Littlejohn Kaylo T, Cho Cheol Jun, Liu Jessie R, Silva Alexander B, Yu Bohan, Anderson Vanessa R, Kurtz-Miott Cady M, Brosler Samantha, Kashyap Anshul P, Hallinan Irina P, Shah Adit, Tu-Chan Adelyn, Ganguly Karunesh, Moses David A, Chang Edward F, Anumanchipalli Gopala K
Department of Electrical Engineering and Computer Sciences, University of California, Berkeley, Berkeley, CA, USA.
Department of Neurological Surgery, University of California, San Francisco, San Francisco, CA, USA.
Nat Neurosci. 2025 Apr;28(4):902-912. doi: 10.1038/s41593-025-01905-6. Epub 2025 Mar 31.
Natural spoken communication happens instantaneously. Speech delays longer than a few seconds can disrupt the natural flow of conversation. This makes it difficult for individuals with paralysis to participate in meaningful dialogue, potentially leading to feelings of isolation and frustration. Here we used high-density surface recordings of the speech sensorimotor cortex in a clinical trial participant with severe paralysis and anarthria to drive a continuously streaming naturalistic speech synthesizer. We designed and used deep learning recurrent neural network transducer models to achieve online large-vocabulary intelligible fluent speech synthesis personalized to the participant's preinjury voice with neural decoding in 80-ms increments. Offline, the models demonstrated implicit speech detection capabilities and could continuously decode speech indefinitely, enabling uninterrupted use of the decoder and further increasing speed. Our framework also successfully generalized to other silent-speech interfaces, including single-unit recordings and electromyography. Our findings introduce a speech-neuroprosthetic paradigm to restore naturalistic spoken communication to people with paralysis.

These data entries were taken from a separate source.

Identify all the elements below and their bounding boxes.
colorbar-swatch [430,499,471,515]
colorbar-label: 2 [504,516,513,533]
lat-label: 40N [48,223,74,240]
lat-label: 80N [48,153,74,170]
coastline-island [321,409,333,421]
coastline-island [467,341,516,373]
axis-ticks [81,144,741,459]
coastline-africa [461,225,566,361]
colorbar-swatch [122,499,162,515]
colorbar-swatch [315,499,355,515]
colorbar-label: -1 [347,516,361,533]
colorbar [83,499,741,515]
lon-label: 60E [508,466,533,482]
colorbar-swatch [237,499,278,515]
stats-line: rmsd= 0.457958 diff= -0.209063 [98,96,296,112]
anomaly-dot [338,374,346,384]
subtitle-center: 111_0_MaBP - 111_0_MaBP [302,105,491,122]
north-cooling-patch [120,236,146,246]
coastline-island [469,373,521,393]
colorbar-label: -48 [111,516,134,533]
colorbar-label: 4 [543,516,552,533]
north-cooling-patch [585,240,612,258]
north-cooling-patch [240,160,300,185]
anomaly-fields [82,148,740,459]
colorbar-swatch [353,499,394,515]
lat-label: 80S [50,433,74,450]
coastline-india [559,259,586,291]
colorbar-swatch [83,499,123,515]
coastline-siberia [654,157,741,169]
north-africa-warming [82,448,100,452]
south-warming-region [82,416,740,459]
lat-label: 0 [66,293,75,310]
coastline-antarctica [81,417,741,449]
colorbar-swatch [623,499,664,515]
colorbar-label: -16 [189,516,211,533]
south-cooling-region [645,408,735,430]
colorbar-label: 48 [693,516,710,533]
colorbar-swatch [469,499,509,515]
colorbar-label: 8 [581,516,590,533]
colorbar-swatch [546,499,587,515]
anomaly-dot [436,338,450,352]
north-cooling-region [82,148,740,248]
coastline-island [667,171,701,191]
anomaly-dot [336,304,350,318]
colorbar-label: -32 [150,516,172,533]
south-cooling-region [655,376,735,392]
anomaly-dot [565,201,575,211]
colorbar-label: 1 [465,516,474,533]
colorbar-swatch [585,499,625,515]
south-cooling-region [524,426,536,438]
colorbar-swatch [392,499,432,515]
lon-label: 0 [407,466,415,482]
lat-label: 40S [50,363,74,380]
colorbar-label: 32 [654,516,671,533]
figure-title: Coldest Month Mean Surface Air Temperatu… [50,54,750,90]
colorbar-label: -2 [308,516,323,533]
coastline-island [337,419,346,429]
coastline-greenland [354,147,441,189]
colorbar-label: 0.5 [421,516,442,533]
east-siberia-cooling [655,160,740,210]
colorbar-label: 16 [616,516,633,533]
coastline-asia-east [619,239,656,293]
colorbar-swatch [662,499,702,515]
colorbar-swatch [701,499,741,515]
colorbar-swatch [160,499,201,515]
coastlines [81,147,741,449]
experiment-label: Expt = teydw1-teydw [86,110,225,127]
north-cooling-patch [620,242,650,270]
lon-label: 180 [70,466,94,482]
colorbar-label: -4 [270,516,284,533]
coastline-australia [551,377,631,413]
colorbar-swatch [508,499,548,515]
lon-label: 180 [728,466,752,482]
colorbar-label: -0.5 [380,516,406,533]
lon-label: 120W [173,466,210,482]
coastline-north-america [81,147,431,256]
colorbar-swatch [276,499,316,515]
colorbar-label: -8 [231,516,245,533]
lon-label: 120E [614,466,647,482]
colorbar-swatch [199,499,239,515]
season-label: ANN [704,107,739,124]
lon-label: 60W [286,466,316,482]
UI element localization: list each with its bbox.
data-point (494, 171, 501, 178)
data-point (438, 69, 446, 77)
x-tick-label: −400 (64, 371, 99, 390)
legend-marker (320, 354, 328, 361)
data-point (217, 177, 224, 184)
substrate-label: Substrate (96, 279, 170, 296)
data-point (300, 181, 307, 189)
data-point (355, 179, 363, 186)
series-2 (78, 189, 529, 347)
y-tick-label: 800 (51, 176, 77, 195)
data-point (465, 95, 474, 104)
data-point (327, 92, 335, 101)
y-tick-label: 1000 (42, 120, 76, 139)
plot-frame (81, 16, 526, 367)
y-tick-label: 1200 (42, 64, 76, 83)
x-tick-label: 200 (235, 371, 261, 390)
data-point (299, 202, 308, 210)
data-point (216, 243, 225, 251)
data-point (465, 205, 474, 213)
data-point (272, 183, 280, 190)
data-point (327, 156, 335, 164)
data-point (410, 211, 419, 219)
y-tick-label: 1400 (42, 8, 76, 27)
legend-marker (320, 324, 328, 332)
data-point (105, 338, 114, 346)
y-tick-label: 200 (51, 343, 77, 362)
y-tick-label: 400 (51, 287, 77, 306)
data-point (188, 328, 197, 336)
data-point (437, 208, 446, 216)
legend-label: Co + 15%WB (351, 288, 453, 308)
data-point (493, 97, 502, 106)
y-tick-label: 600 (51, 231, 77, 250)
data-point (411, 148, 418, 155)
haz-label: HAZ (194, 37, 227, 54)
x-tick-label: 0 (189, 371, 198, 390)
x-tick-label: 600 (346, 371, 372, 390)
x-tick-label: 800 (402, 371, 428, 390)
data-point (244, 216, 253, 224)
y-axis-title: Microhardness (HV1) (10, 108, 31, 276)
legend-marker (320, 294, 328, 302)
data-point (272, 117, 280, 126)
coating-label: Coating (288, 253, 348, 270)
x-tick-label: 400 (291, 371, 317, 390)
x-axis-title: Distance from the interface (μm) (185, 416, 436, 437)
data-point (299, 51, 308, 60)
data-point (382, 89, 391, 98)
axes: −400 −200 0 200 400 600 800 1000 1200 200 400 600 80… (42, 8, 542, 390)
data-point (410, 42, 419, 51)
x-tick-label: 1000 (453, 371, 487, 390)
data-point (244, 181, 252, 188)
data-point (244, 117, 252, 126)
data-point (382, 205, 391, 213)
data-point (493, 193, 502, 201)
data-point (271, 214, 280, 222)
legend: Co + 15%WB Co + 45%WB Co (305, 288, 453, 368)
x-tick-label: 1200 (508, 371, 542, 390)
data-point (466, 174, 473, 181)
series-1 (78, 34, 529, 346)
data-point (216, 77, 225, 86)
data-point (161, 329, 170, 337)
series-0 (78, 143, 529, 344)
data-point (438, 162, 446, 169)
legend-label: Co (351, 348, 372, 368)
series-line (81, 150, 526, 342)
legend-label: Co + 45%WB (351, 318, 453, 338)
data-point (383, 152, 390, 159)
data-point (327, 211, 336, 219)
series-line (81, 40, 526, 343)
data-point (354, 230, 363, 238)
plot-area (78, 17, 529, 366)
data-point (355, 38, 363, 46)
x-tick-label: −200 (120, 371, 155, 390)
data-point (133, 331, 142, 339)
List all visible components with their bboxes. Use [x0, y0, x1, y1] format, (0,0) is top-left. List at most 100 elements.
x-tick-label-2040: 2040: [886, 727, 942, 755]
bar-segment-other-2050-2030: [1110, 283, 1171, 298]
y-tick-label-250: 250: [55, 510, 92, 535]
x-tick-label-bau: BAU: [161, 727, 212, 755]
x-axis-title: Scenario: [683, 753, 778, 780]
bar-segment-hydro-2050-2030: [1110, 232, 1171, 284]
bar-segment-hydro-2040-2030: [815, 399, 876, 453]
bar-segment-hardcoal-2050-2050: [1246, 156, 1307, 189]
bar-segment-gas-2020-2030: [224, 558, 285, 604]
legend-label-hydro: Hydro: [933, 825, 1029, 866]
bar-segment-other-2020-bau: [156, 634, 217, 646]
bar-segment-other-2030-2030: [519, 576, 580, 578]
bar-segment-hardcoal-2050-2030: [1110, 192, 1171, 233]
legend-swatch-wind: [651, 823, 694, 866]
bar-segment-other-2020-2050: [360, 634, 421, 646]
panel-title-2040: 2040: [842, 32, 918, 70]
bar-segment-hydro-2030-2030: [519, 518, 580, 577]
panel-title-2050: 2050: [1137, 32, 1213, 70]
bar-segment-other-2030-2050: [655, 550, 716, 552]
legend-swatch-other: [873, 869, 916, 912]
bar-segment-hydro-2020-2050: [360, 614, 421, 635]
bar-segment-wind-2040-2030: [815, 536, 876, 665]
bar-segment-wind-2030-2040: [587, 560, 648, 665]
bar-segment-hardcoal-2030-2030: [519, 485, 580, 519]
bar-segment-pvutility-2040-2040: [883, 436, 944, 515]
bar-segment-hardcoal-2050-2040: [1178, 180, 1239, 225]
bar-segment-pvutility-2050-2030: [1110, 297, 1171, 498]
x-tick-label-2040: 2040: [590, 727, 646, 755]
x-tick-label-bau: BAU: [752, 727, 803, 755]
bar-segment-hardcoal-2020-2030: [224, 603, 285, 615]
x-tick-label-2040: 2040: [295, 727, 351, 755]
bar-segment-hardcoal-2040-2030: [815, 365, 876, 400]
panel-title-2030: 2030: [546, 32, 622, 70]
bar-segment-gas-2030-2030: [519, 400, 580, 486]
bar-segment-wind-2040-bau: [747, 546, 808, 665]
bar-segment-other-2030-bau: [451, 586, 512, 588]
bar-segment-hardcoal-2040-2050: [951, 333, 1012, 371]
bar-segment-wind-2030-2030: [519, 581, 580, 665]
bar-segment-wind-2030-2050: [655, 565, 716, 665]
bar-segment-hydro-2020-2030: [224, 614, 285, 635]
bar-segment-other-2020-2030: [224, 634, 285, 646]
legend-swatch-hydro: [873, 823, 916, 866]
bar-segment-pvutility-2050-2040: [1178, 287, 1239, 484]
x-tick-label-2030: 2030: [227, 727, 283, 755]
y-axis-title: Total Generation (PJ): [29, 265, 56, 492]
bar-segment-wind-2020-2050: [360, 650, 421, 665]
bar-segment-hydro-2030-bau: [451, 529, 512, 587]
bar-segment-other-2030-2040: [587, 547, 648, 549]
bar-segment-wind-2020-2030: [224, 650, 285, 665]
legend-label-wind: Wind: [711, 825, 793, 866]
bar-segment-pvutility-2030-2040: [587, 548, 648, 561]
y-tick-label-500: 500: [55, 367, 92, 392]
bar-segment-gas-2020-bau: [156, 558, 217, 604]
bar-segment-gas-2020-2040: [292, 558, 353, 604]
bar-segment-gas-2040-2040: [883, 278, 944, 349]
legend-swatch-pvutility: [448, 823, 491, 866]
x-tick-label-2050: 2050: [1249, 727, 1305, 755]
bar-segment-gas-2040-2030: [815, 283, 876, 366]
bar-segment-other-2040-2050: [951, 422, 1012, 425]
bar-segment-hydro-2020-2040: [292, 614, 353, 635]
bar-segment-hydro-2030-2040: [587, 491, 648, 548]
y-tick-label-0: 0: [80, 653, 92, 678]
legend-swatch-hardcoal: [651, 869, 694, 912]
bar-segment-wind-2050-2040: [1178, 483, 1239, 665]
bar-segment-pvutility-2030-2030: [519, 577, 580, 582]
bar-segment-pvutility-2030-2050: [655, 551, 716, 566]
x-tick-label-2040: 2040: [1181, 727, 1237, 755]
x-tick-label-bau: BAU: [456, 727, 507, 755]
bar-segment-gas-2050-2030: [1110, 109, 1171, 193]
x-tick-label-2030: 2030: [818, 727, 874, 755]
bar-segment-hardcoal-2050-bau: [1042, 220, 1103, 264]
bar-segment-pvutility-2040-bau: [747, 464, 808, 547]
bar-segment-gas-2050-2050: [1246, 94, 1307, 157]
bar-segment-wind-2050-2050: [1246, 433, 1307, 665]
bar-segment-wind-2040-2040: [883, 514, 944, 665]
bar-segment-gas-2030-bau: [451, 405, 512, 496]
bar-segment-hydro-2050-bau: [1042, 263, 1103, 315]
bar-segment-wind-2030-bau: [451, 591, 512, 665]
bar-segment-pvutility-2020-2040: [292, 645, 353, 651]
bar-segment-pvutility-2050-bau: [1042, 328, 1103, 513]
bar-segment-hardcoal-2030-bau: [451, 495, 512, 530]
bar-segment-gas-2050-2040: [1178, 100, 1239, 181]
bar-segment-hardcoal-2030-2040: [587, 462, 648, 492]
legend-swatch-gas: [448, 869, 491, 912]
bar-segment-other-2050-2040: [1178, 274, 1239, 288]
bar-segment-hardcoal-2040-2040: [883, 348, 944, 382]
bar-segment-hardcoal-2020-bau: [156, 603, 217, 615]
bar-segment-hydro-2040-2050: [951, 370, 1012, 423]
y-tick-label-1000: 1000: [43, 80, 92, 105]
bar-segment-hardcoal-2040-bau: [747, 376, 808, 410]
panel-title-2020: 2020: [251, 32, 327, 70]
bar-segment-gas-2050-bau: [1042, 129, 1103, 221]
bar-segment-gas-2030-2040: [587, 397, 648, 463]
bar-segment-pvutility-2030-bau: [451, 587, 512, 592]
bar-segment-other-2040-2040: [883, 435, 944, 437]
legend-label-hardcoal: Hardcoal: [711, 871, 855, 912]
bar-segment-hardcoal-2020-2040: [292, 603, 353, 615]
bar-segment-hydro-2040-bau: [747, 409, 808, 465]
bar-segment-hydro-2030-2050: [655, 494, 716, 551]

自然的口语交流是瞬间发生的。超过几秒的言语延迟会扰乱对话的自然流畅性。这使得瘫痪患者难以参与有意义的对话,可能导致孤独感和挫败感。在此,我们利用一名患有严重瘫痪和构音障碍的临床试验参与者的言语感觉运动皮层的高密度表面记录,来驱动一个持续流式传输的自然主义语音合成器。我们设计并使用深度学习循环神经网络变换器模型,以80毫秒的增量进行神经解码,实现了根据参与者受伤前的声音进行个性化的在线大词汇量可理解流畅语音合成。在离线状态下,这些模型展示了隐式语音检测能力,并且可以无限期地持续解码语音,从而实现解码器的不间断使用并进一步提高速度。我们的框架还成功推广到了其他无声语音接口,包括单细胞记录和肌电图。我们的研究结果引入了一种言语神经假体范式,以恢复瘫痪患者的自然口语交流。